This file contains the implementation of different measures of instance hardness.
hardness_region_competence(neighbors_idx, labels, safe_k)¶
Calculate the Instance hardness of the sample based on its neighborhood. The sample is deemed hard to classify when there is overlap between different classes in the region of competence. This method does not takes into account the target label of the test sample
This hardness measure is used to select whether use DS or use the KNN for the classification of a given query sample
- neighbors_idx : array of shape = [n_samples_test, k]
Indices of the nearest neighbors for each considered sample
- labels : array of shape = [n_samples_train]

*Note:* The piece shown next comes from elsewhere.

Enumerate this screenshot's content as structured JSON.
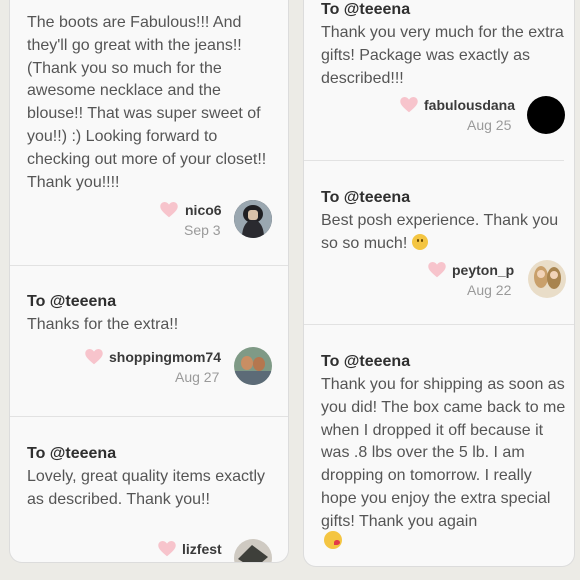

labels associated with each training sample
- safe_k : int
Number of neighbors used to estimate the hardness of the corresponding region
- hardness : array of shape = [n_samples_test]
The Hardness level associated with each example.
Smith, M.R., Martinez, T. and Giraud-Carrier, C., 2014. An instance level analysis of data complexity. Machine learning, 95(2), pp.225-256
kdn_score(X, y, k)¶
Calculates the K-Disagreeing Neighbors score (KDN) of each sample in the input dataset.
- X : array of shape (n_samples, n_features)
The input data.
- y : array of shape (n_samples)
class labels of each example in X.
- k : int
Neighborhood size for calculating the KDN score.
- score : array of shape = [n_samples,1]
KDN score of each sample in X.
- neighbors : array of shape = [n_samples,k]
Indexes of the k neighbors of each sample in X.
M. R. Smith, T. Martinez, C. Giraud-Carrier, An instance level analysis of data complexity, Machine Learning 95 (2) (2014) 225-256.